Many people cut short vacations to head home to cast their ballots, and lines at some polling stations were long as people voted early to avoid the summer midday heat. In Istanbul, Turkey’s biggest city, traffic jammed some main roads and police officers stood guard outside the gates of schools serving as polling stations. …
The new Parliament will face a host of challenges, including a presidential election, violence by Kurdish rebels and a growing divide over the role of Islam in society.
The election was called early to defuse a political crisis over the Islamic-oriented ruling party’s choice of presidential candidate, and the three-month campaign was peaceful. Turkey has made big strides after the economic and political chaos of past decades, but some feared the vote could deepen divisions in the mostly Muslim nation.
The current government has provided a rather stable economic and political environment, although the latter began to erode after the attempt to put Gul in the presidency. Gul is a committed Islamist, who was seen as a threat to push religious dictates into law. His party also espouses Islamist values, but until Gul’s candidacy, had been careful to make those more or less guiding principles rather than legislative goals.
Turkey has been a singular success in the region as a Muslim democracy. (In the South Pacific, Indonesia would be the other.) That success comes from the constant threat of a military coup; the army has taken control of the government on several occasions when it felt that the secular nature of modern Turkey was threatened.
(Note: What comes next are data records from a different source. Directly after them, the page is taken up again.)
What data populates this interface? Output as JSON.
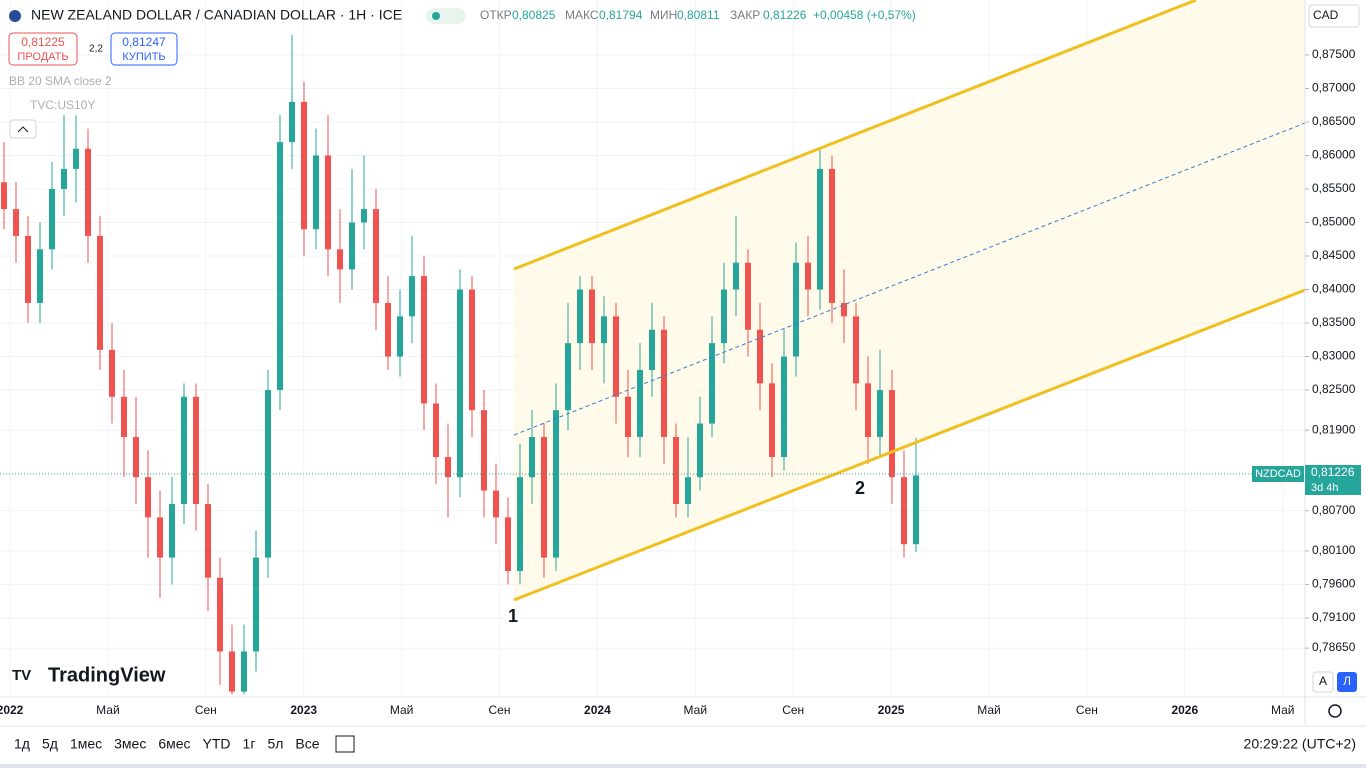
{
  "ui": {
    "symbol": "NEW ZEALAND DOLLAR / CANADIAN DOLLAR · 1H · ICE",
    "ohlc": [
      {
        "label": "ОТКР",
        "value": "0,80825"
      },
      {
        "label": "МАКС",
        "value": "0,81794"
      },
      {
        "label": "МИН",
        "value": "0,80811"
      },
      {
        "label": "ЗАКР",
        "value": "0,81226"
      }
    ],
    "change": "+0,00458 (+0,57%)",
    "sell": {
      "price": "0,81225",
      "label": "ПРОДАТЬ"
    },
    "spread": "2,2",
    "buy": {
      "price": "0,81247",
      "label": "КУПИТЬ"
    },
    "indicators": [
      "BB 20 SMA close 2",
      "TVC:US10Y"
    ],
    "currency": "CAD",
    "ticker": "NZDCAD",
    "last_price": "0,81226",
    "countdown": "3d 4h",
    "logo": "TradingView",
    "scale_buttons": [
      "A",
      "Л"
    ],
    "timeframes": [
      "1д",
      "5д",
      "1мес",
      "3мес",
      "6мес",
      "YTD",
      "1г",
      "5л",
      "Все"
    ],
    "clock": "20:29:22 (UTC+2)"
  },
  "chart_data": {
    "type": "candlestick",
    "up_color": "#26a69a",
    "down_color": "#ef5350",
    "xticks": [
      "2022",
      "Май",
      "Сен",
      "2023",
      "Май",
      "Сен",
      "2024",
      "Май",
      "Сен",
      "2025",
      "Май",
      "Сен",
      "2026",
      "Май"
    ],
    "annotations": [
      "1",
      "2"
    ],
    "ylim": [
      0.7792,
      0.8832
    ],
    "yticks": [
      {
        "value": 0.875,
        "label": "0,87500"
      },
      {
        "value": 0.87,
        "label": "0,87000"
      },
      {
        "value": 0.865,
        "label": "0,86500"
      },
      {
        "value": 0.86,
        "label": "0,86000"
      },
      {
        "value": 0.855,
        "label": "0,85500"
      },
      {
        "value": 0.85,
        "label": "0,85000"
      },
      {
        "value": 0.845,
        "label": "0,84500"
      },
      {
        "value": 0.84,
        "label": "0,84000"
      },
      {
        "value": 0.835,
        "label": "0,83500"
      },
      {
        "value": 0.83,
        "label": "0,83000"
      },
      {
        "value": 0.825,
        "label": "0,82500"
      },
      {
        "value": 0.819,
        "label": "0,81900"
      },
      {
        "value": 0.807,
        "label": "0,80700"
      },
      {
        "value": 0.801,
        "label": "0,80100"
      },
      {
        "value": 0.796,
        "label": "0,79600"
      },
      {
        "value": 0.791,
        "label": "0,79100"
      },
      {
        "value": 0.7865,
        "label": "0,78650"
      }
    ],
    "candles": [
      [
        0.856,
        0.862,
        0.849,
        0.852
      ],
      [
        0.852,
        0.856,
        0.844,
        0.848
      ],
      [
        0.848,
        0.851,
        0.835,
        0.838
      ],
      [
        0.838,
        0.85,
        0.835,
        0.846
      ],
      [
        0.846,
        0.859,
        0.843,
        0.855
      ],
      [
        0.855,
        0.866,
        0.851,
        0.858
      ],
      [
        0.858,
        0.866,
        0.853,
        0.861
      ],
      [
        0.861,
        0.864,
        0.844,
        0.848
      ],
      [
        0.848,
        0.851,
        0.828,
        0.831
      ],
      [
        0.831,
        0.835,
        0.82,
        0.824
      ],
      [
        0.824,
        0.828,
        0.812,
        0.818
      ],
      [
        0.818,
        0.824,
        0.808,
        0.812
      ],
      [
        0.812,
        0.816,
        0.8,
        0.806
      ],
      [
        0.806,
        0.81,
        0.794,
        0.8
      ],
      [
        0.8,
        0.812,
        0.796,
        0.808
      ],
      [
        0.808,
        0.826,
        0.805,
        0.824
      ],
      [
        0.824,
        0.826,
        0.804,
        0.808
      ],
      [
        0.808,
        0.811,
        0.792,
        0.797
      ],
      [
        0.797,
        0.8,
        0.781,
        0.786
      ],
      [
        0.786,
        0.79,
        0.7796,
        0.78
      ],
      [
        0.78,
        0.79,
        0.7796,
        0.786
      ],
      [
        0.786,
        0.804,
        0.783,
        0.8
      ],
      [
        0.8,
        0.828,
        0.797,
        0.825
      ],
      [
        0.825,
        0.866,
        0.822,
        0.862
      ],
      [
        0.862,
        0.878,
        0.858,
        0.868
      ],
      [
        0.868,
        0.871,
        0.845,
        0.849
      ],
      [
        0.849,
        0.864,
        0.846,
        0.86
      ],
      [
        0.86,
        0.866,
        0.842,
        0.846
      ],
      [
        0.846,
        0.852,
        0.838,
        0.843
      ],
      [
        0.843,
        0.858,
        0.84,
        0.85
      ],
      [
        0.85,
        0.86,
        0.846,
        0.852
      ],
      [
        0.852,
        0.855,
        0.834,
        0.838
      ],
      [
        0.838,
        0.842,
        0.828,
        0.83
      ],
      [
        0.83,
        0.84,
        0.827,
        0.836
      ],
      [
        0.836,
        0.848,
        0.832,
        0.842
      ],
      [
        0.842,
        0.845,
        0.819,
        0.823
      ],
      [
        0.823,
        0.826,
        0.811,
        0.815
      ],
      [
        0.815,
        0.82,
        0.806,
        0.812
      ],
      [
        0.812,
        0.843,
        0.809,
        0.84
      ],
      [
        0.84,
        0.842,
        0.818,
        0.822
      ],
      [
        0.822,
        0.825,
        0.806,
        0.81
      ],
      [
        0.81,
        0.814,
        0.802,
        0.806
      ],
      [
        0.806,
        0.809,
        0.796,
        0.798
      ],
      [
        0.798,
        0.817,
        0.796,
        0.812
      ],
      [
        0.812,
        0.822,
        0.808,
        0.818
      ],
      [
        0.818,
        0.82,
        0.797,
        0.8
      ],
      [
        0.8,
        0.826,
        0.798,
        0.822
      ],
      [
        0.822,
        0.838,
        0.819,
        0.832
      ],
      [
        0.832,
        0.842,
        0.828,
        0.84
      ],
      [
        0.84,
        0.842,
        0.828,
        0.832
      ],
      [
        0.832,
        0.839,
        0.826,
        0.836
      ],
      [
        0.836,
        0.838,
        0.82,
        0.824
      ],
      [
        0.824,
        0.828,
        0.815,
        0.818
      ],
      [
        0.818,
        0.832,
        0.815,
        0.828
      ],
      [
        0.828,
        0.838,
        0.824,
        0.834
      ],
      [
        0.834,
        0.836,
        0.814,
        0.818
      ],
      [
        0.818,
        0.82,
        0.806,
        0.808
      ],
      [
        0.808,
        0.818,
        0.806,
        0.812
      ],
      [
        0.812,
        0.824,
        0.81,
        0.82
      ],
      [
        0.82,
        0.836,
        0.818,
        0.832
      ],
      [
        0.832,
        0.844,
        0.829,
        0.84
      ],
      [
        0.84,
        0.851,
        0.836,
        0.844
      ],
      [
        0.844,
        0.846,
        0.83,
        0.834
      ],
      [
        0.834,
        0.838,
        0.822,
        0.826
      ],
      [
        0.826,
        0.829,
        0.812,
        0.815
      ],
      [
        0.815,
        0.834,
        0.813,
        0.83
      ],
      [
        0.83,
        0.847,
        0.827,
        0.844
      ],
      [
        0.844,
        0.848,
        0.836,
        0.84
      ],
      [
        0.84,
        0.861,
        0.837,
        0.858
      ],
      [
        0.858,
        0.86,
        0.835,
        0.838
      ],
      [
        0.838,
        0.843,
        0.832,
        0.836
      ],
      [
        0.836,
        0.838,
        0.822,
        0.826
      ],
      [
        0.826,
        0.83,
        0.814,
        0.818
      ],
      [
        0.818,
        0.831,
        0.815,
        0.825
      ],
      [
        0.825,
        0.828,
        0.808,
        0.812
      ],
      [
        0.812,
        0.816,
        0.8,
        0.802
      ],
      [
        0.802,
        0.8179,
        0.8008,
        0.81226
      ]
    ]
  }
}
That threat keeps Islamists like Tayyip Erdogan from attempting to create an Iran-like state at the juncture of Europe and Asia.
Erdogan’s party will likely win the elections today. The question will be how large their share of Parliament will be, and therefore how emboldened they may feel to push for deeper changes. The nomination of Gul suggests that they may feel strong enough to push the military, and these elections could provide some substantiation for their confidence.
The outcome could have tremendous repercussions for the region, especially Iraq. The PKK has created a lot of tension near the Iraqi border, and the Erdogan government has threatened to send the military into Iraq to target the PKK bases from which the Turks claim the attacks originate. That kind of military incursion could pit the US against Turkey and certainly would enrage the Kurds on both sides of the border, leading to an eruption of fighting in the region. We can’t afford to have Turkey turn against us, not when we have our hands full with Iraq, Iran, and Syria. We can hardly afford to lose our best success in the Kurdish north, either.
The count should be completed shortly. We shall see what direction Turkey has chosen.
UPDATE: Erdogan has won an impressive victory today:
Turkey’s Islamic-rooted ruling party won parliamentary elections Sunday, taking at least 331 of 550 seats despite warnings from the secular opposition that the government was a threat to secular traditions.
The state-run Anatolia news agency said the ruling Justice and Development Party had won with 85 percent of the votes counted. Two secular parties, the Republican People’s Party and the Nationalist Action Party, won 124 seats and 76 seats respectively, Anatolia said. Independents won 19 seats.
The Justice and Development Party now can form a single-party government, with a clear mandate for continuing its current policies. That may not be very good news for the US, Iraq, or Europe, but it isn’t all that bad, either. At least so far, Erdogan and his party has resisted the urge to impose Islamist policies on Turkey, out of fear of the military response. These elections, while a clear victory, do not eliminate that boundary.